# Here's a different approach for rigging Z-Man Rain MinnowZ



## Too Busy (Sep 7, 2007)

It's something that I tried a while back after having a couple of reds get gut hooked when they inhaled a J hook or a jig head. Rigging on the circle seems to be just as effective as either jig heads or j hooks.

Here's a short video.





Hope this helps.


----------



## bigjim5589 (Jul 23, 2005)

> Rigging on the circle seems to be just as effective as either jig heads or j hooks.


Provided you train yourself, not to keep trying to set the hook! 

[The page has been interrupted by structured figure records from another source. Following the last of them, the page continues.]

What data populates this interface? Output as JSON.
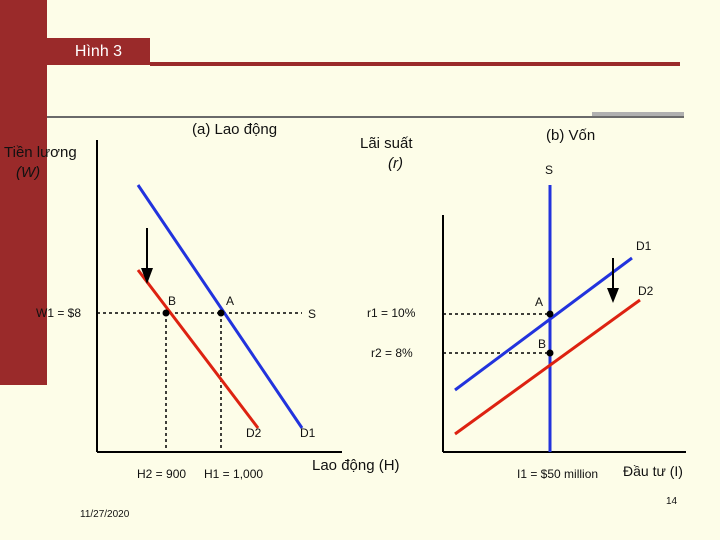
{
  "slide": {
    "title": "Hình 3",
    "date": "11/27/2020",
    "page_number": "14"
  },
  "panel_a": {
    "heading": "(a) Lao động",
    "y_axis_label_line1": "Tiền lương",
    "y_axis_label_line2": "(W)",
    "x_axis_label": "Lao động (H)",
    "wage_label": "W1 = $8",
    "h2_label": "H2 = 900",
    "h1_label": "H1 = 1,000",
    "point_b": "B",
    "point_a": "A",
    "supply_label": "S",
    "d2_label": "D2",
    "d1_label": "D1",
    "colors": {
      "d1": "#2233dd",
      "d2": "#dd2211",
      "axis": "#000000"
    }
  },
  "panel_b": {
    "heading": "(b) Vốn",
    "y_axis_label_line1": "Lãi suất",
    "y_axis_label_line2": "(r)",
    "x_axis_label": "Đầu tư (I)",
    "r1_label": "r1 = 10%",
    "r2_label": "r2 = 8%",
    "i1_label": "I1 = $50 million",
    "point_a": "A",
    "point_b": "B",
    "supply_label": "S",
    "d1_label": "D1",
    "d2_label": "D2",
    "colors": {
      "d1": "#2233dd",
      "d2": "#dd2211",
      "supply": "#2233dd"
    }
  }
}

Good info! I've done similar for bass & Striper fishing with Strike King Zulu's. Except I don't like to use split shot. I prefer using a small worm weight & swivel like Carolina rigging. Also use circles when wacky rigging senko type baits.


----------



## Too Busy (Sep 7, 2007)

Yep, the "Bill Dance" and a circle hook don't go together. Take up slack and let the hook do the work.


----------



## tylerhb (Mar 29, 2010)

that looks pretty nice, especially with all the submerged oyster beds we have around the chesapeake bay. Always had to end up throwing top water or spinners so you dont get snagged on the oysters.


----------



## Too Busy (Sep 7, 2007)

We get oyster clusters here in SC and it works better than a jig head (for me). The split shot doesn't usually hang on the oysters the way a lead head does.


----------



## redgrappler (Nov 18, 2005)

Too Busy, awesome videos. I ended up watching all your tech tips. Thanks for sharing!


----------



## Too Busy (Sep 7, 2007)

Thanks redgrappler. I've got a short list of tech tips that I'll be shooting over the next few weeks along with some more fishing action videos. Let me know if there's anything specific you'd like to see in a tech tip... If I can figure out how to shoot it, I'll do it.


----------